20 connected components in our graph consist of genes that show both competition and coincident relationships where two coincident gene sets have a reduced probability of being in the same genome at the same time (Fig. 2).
In Fig. 2, we outline a set of PAPs that represent one or more gene families, that predict the presence or absence of at least one other gene family. In the cases outlined, none are plasmid borne.
In addition to being good examples of putative mutualism, commensalism, and competition, the genes that manifest these PAPs are also of translational importance.
For example, PAP E is the “pac” gene.
During a cell’s response to penicillin, the Pac protein catalyses the hydrolysis of penicillin, forming six-aminopenicillanate, which is also important in the manufacture of synthetic penicillins (60, 61).
The presence or absence of the encoding gene is predicted accurately in E. coli genomes using our Random Forest approach.
Using parsimony reconstruction, we estimate that there have been at least 72 changes from present to absent or absent to present for this gene family across the phylogeny.
We also outline the predictive relationships between four other PAPs (Fig. 2 J–M).
This pattern suggests that the relationships between these genes have evolved independently multiple times throughout evolutionary history.
Discussion
A mechanistic explanation for prokaryotic pangenome origin and evolution is emerging (64, 65).
Is gene content evolution predictable? Is within-species evolution constrained by intragenomic forces?
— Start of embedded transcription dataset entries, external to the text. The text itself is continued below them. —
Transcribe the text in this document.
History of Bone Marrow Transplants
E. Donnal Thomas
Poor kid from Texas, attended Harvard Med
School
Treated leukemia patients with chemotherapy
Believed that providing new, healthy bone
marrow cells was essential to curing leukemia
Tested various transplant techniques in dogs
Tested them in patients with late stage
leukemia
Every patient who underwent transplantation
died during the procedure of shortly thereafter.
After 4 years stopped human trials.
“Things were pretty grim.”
This leaves much of the accessory genome as nonpredictable.
But we have only used a single species pangenome. Will the inclusion of additional species and datasets give additional predictive power?
The pattern of repetition and predictability that we observe across more than 2,044 gene families is compatible with a model of deterministic evolution and more difficult to reconcile with an evolutionary process dominated by contingent events.
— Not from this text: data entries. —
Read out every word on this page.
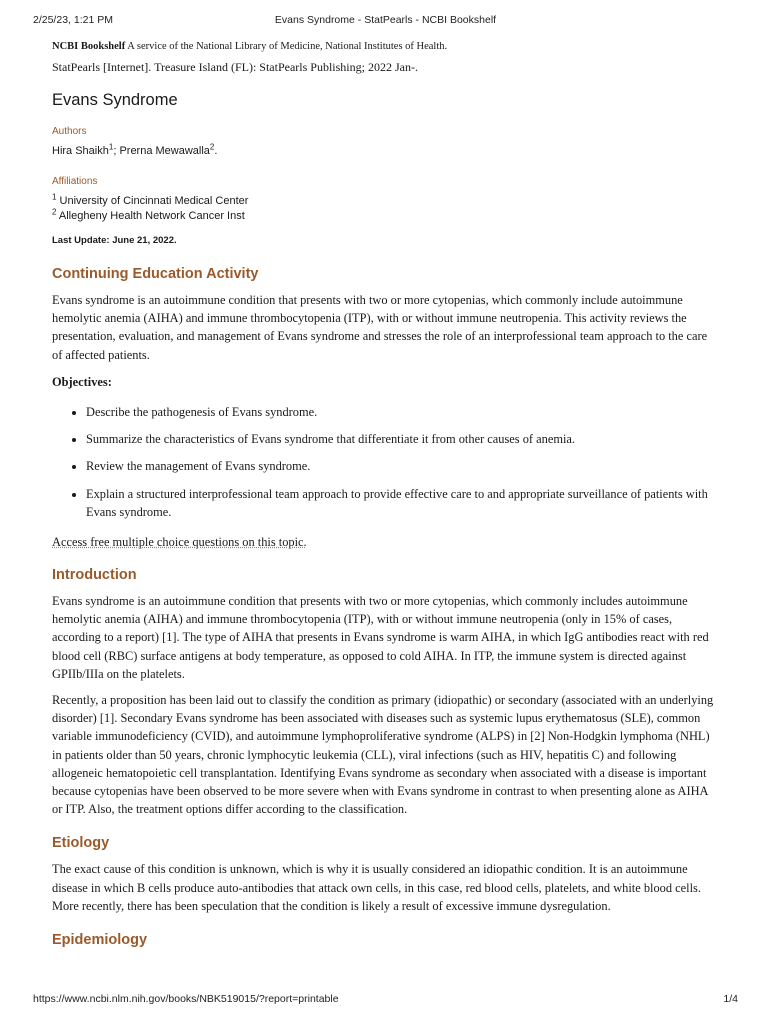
2/25/23, 1:21 PM	Evans Syndrome - StatPearls - NCBI Bookshelf

NCBI Bookshelf A service of the National Library of Medicine, National Institutes of Health.

StatPearls [Internet]. Treasure Island (FL): StatPearls Publishing; 2022 Jan-.

Evans Syndrome
Authors
Hira Shaikh$^1$; Prerna Mewawalla$^2$.
Affiliations

$^1$ University of Cincinnati Medical Center

$^2$ Allegheny Health Network Cancer Inst

Last Update: June 21, 2022.

Continuing Education Activity

Evans syndrome is an autoimmune condition that presents with two or more cytopenias, which commonly include autoimmune hemolytic anemia (AIHA) and immune thrombocytopenia (ITP), with or without immune neutropenia. This activity reviews the presentation, evaluation, and management of Evans syndrome and stresses the role of an interprofessional team approach to the care of affected patients.

Objectives:

• Describe the pathogenesis of Evans syndrome.
• Summarize the characteristics of Evans syndrome that differentiate it from other causes of anemia.
• Review the management of Evans syndrome.
• Explain a structured interprofessional team approach to provide effective care to and appropriate surveillance of patients with Evans syndrome.
Access free multiple choice questions on this topic.
Introduction

Evans syndrome is an autoimmune condition that presents with two or more cytopenias, which commonly includes autoimmune hemolytic anemia (AIHA) and immune thrombocytopenia (ITP), with or without immune neutropenia (only in 15% of cases, according to a report) [1]. The type of AIHA that presents in Evans syndrome is warm AIHA, in which IgG antibodies react with red blood cell (RBC) surface antigens at body temperature, as opposed to cold AIHA. In ITP, the immune system is directed against GPIIb/IIIa on the platelets.

Recently, a proposition has been laid out to classify the condition as primary (idiopathic) or secondary (associated with an underlying disorder) [1]. Secondary Evans syndrome has been associated with diseases such as systemic lupus erythematosus (SLE), common variable immunodeficiency (CVID), and autoimmune lymphoproliferative syndrome (ALPS) in [2] Non-Hodgkin lymphoma (NHL) in patients older than 50 years, chronic lymphocytic leukemia (CLL), viral infections (such as HIV, hepatitis C) and following allogeneic hematopoietic cell transplantation. Identifying Evans syndrome as secondary when associated with a disease is important because cytopenias have been observed to be more severe when with Evans syndrome in contrast to when presenting alone as AIHA or ITP. Also, the treatment options differ according to the classification.

Etiology

The exact cause of this condition is unknown, which is why it is usually considered an idiopathic condition. It is an autoimmune disease in which B cells produce auto-antibodies that attack own cells, in this case, red blood cells, platelets, and white blood cells. More recently, there has been speculation that the condition is likely a result of excessive immune dysregulation.

Epidemiology
https://www.ncbi.nlm.nih.gov/books/NBK519015/?report=printable	1/4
Ecosystems are dynamic and resilient and resistant to overall change (75).
This was shown by the E. coli pangenome.
We see a very dynamic system of gene gains and losses; we see repetitive gains of the same cohorts of genes, and we see the establishment of sets of relationships that are persistent through time and across the phylogeny.
Due to the diversity of the E. coli pangenome, each time a gene is recruited to a new genome, it finds itself in a different, and sometimes substantially different, genetic background.
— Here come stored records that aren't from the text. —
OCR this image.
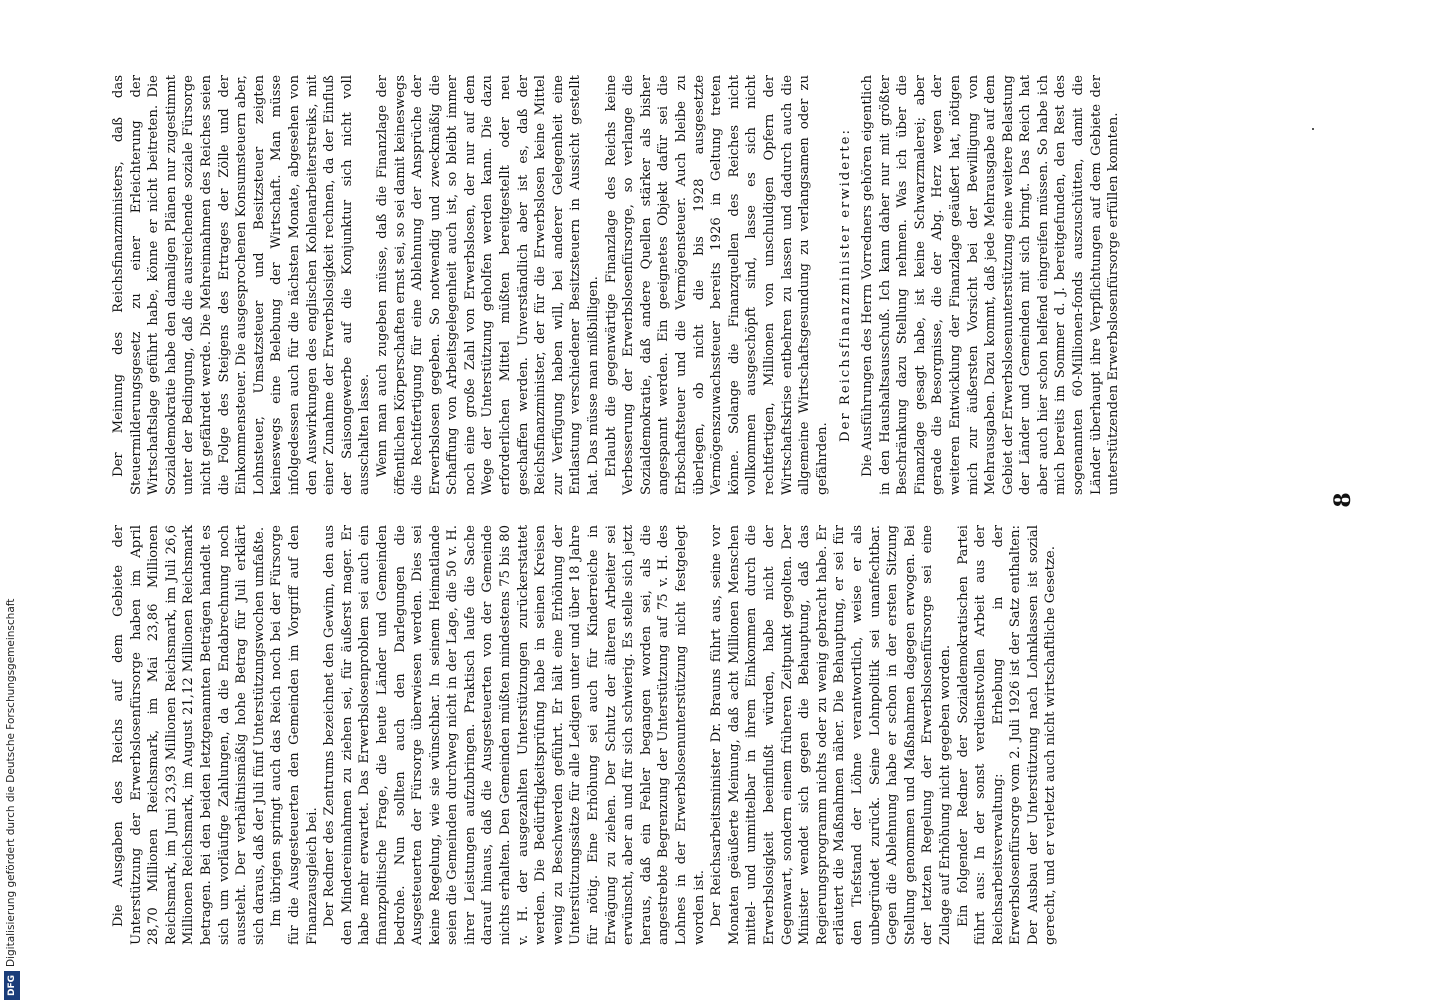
8

Der Meinung des Reichsfinanzministers, daß das Steuermilderungsgesetz zu einer Erleichterung der Wirtschaftslage geführt habe, könne er nicht beitreten. Die Sozialdemokratie habe den damaligen Plänen nur zugestimmt unter der Bedingung, daß die ausreichende soziale Fürsorge nicht gefährdet werde. Die Mehreinnahmen des Reiches seien die Folge des Steigens des Ertrages der Zölle und der Einkommensteuer. Die ausgesprochenen Konsumsteuern aber, Lohnsteuer, Umsatzsteuer und Besitzsteuer zeigten keineswegs eine Belebung der Wirtschaft. Man müsse infolgedessen auch für die nächsten Monate, abgesehen von den Auswirkungen des englischen Kohlenarbeiterstreiks, mit einer Zunahme der Erwerbslosigkeit rechnen, da der Einfluß der Saisongewerbe auf die Konjunktur sich nicht voll ausschalten lasse. Wenn man auch zugeben müsse, daß die Finanzlage der öffentlichen Körperschaften ernst sei, so sei damit keineswegs die Rechtfertigung für eine Ablehnung der Ansprüche der Erwerbslosen gegeben. So notwendig und zweckmäßig die Schaffung von Arbeitsgelegenheit auch ist, so bleibt immer noch eine große Zahl von Erwerbslosen, der nur auf dem Wege der Unterstützung geholfen werden kann. Die dazu erforderlichen Mittel müßten bereitgestellt oder neu geschaffen werden. Unverständlich aber ist es, daß der Reichsfinanzminister, der für die Erwerbslosen keine Mittel zur Verfügung haben will, bei anderer Gelegenheit eine Entlastung verschiedener Besitzsteuern in Aussicht gestellt hat. Das müsse man mißbilligen. Erlaubt die gegenwärtige Finanzlage des Reichs keine Verbesserung der Erwerbslosenfürsorge, so verlange die Sozialdemokratie, daß andere Quellen stärker als bisher angespannt werden. Ein geeignetes Objekt dafür sei die Erbschaftsteuer und die Vermögensteuer. Auch bleibe zu überlegen, ob nicht die bis 1928 ausgesetzte Vermögenszuwachssteuer bereits 1926 in Geltung treten könne. Solange die Finanzquellen des Reiches nicht vollkommen ausgeschöpft sind, lasse es sich nicht rechtfertigen, Millionen von unschuldigen Opfern der Wirtschaftskrise entbehren zu lassen und dadurch auch die allgemeine Wirtschaftsgesundung zu verlangsamen oder zu gefährden.

Der Reichsfinanzminister erwiderte: Die Ausführungen des Herrn Vorredners gehören eigentlich in den Haushaltsausschuß. Ich kann daher nur mit größter Beschränkung dazu Stellung nehmen. Was ich über die Finanzlage gesagt habe, ist keine Schwarzmalerei; aber gerade die Besorgnisse, die der Abg. Herz wegen der weiteren Entwicklung der Finanzlage geäußert hat, nötigen mich zur äußersten Vorsicht bei der Bewilligung von Mehrausgaben. Dazu kommt, daß jede Mehrausgabe auf dem Gebiet der Erwerbslosenunterstützung eine weitere Belastung der Länder und Gemeinden mit sich bringt. Das Reich hat aber auch hier schon helfend eingreifen müssen. So habe ich mich bereits im Sommer d. J. bereitgefunden, den Rest des sogenannten 60-Millionen-fonds auszuschütten, damit die Länder überhaupt ihre Verpflichtungen auf dem Gebiete der unterstützenden Erwerbslosenfürsorge erfüllen konnten.

Die Ausgaben des Reichs auf dem Gebiete der Unterstützung der Erwerbslosenfürsorge haben im April 28,70 Millionen Reichsmark, im Mai 23,86 Millionen Reichsmark, im Juni 23,93 Millionen Reichsmark, im Juli 26,6 Millionen Reichsmark, im August 21,12 Millionen Reichsmark betragen. Bei den beiden letztgenannten Beträgen handelt es sich um vorläufige Zahlungen, da die Endabrechnung noch aussteht. Der verhältnismäßig hohe Betrag für Juli erklärt sich daraus, daß der Juli fünf Unterstützungswochen umfaßte. Im übrigen springt auch das Reich noch bei der Fürsorge für die Ausgesteuerten den Gemeinden im Vorgriff auf den Finanzausgleich bei. Der Redner des Zentrums bezeichnet den Gewinn, den aus den Mindereinnahmen zu ziehen sei, für äußerst mager. Er habe mehr erwartet. Das Erwerbslosenproblem sei auch ein finanzpolitische Frage, die heute Länder und Gemeinden bedrohe. Nun sollten auch den Darlegungen die Ausgesteuerten der Fürsorge überwiesen werden. Dies sei keine Regelung, wie sie wünschbar. In seinem Heimatlande seien die Gemeinden durchweg nicht in der Lage, die 50 v. H. ihrer Leistungen aufzubringen. Praktisch laufe die Sache darauf hinaus, daß die Ausgesteuerten von der Gemeinde nichts erhalten. Den Gemeinden müßten mindestens 75 bis 80 v. H. der ausgezahlten Unterstützungen zurückerstattet werden. Die Bedürftigkeitsprüfung habe in seinen Kreisen wenig zu Beschwerden geführt. Er hält eine Erhöhung der Unterstützungssätze für alle Ledigen unter und über 18 Jahre für nötig. Eine Erhöhung sei auch für Kinderreiche in Erwägung zu ziehen. Der Schutz der älteren Arbeiter sei erwünscht, aber an und für sich schwierig. Es stelle sich jetzt heraus, daß ein Fehler begangen worden sei, als die angestrebte Begrenzung der Unterstützung auf 75 v. H. des Lohnes in der Erwerbslosenunterstützung nicht festgelegt worden ist. Der Reichsarbeitsminister Dr. Brauns führt aus, seine vor Monaten geäußerte Meinung, daß acht Millionen Menschen mittel- und unmittelbar in ihrem Einkommen durch die Erwerbslosigkeit beeinflußt würden, habe nicht der Gegenwart, sondern einem früheren Zeitpunkt gegolten. Der Minister wendet sich gegen die Behauptung, daß das Regierungsprogramm nichts oder zu wenig gebracht habe. Er erläutert die Maßnahmen näher. Die Behauptung, er sei für den Tiefstand der Löhne verantwortlich, weise er als unbegründet zurück. Seine Lohnpolitik sei unanfechtbar. Gegen die Ablehnung habe er schon in der ersten Sitzung Stellung genommen und Maßnahmen dagegen erwogen. Bei der letzten Regelung der Erwerbslosenfürsorge sei eine Zulage auf Erhöhung nicht gegeben worden. Ein folgender Redner der Sozialdemokratischen Partei führt aus: In der sonst verdienstvollen Arbeit aus der Reichsarbeitsverwaltung: Erhebung in der Erwerbslosenfürsorge vom 2. Juli 1926 ist der Satz enthalten: Der Ausbau der Unterstützung nach Lohnklassen ist sozial gerecht, und er verletzt auch nicht wirtschaftliche Gesetze.

DFGDigitalisierung gefördert durch die Deutsche Forschungsgemeinschaft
Nonetheless, we observe repeated, predictable patterns of evolution following a gene’s transfer.
It is likely that rewinding the tape back to the start of E. coli evolution would still result in predictable events that are not contingent on those highly unlikely events unique to each replaying of the tape.
It is doubtful that the exact same evolutionary trajectories would play out, but several motifs would emerge over time.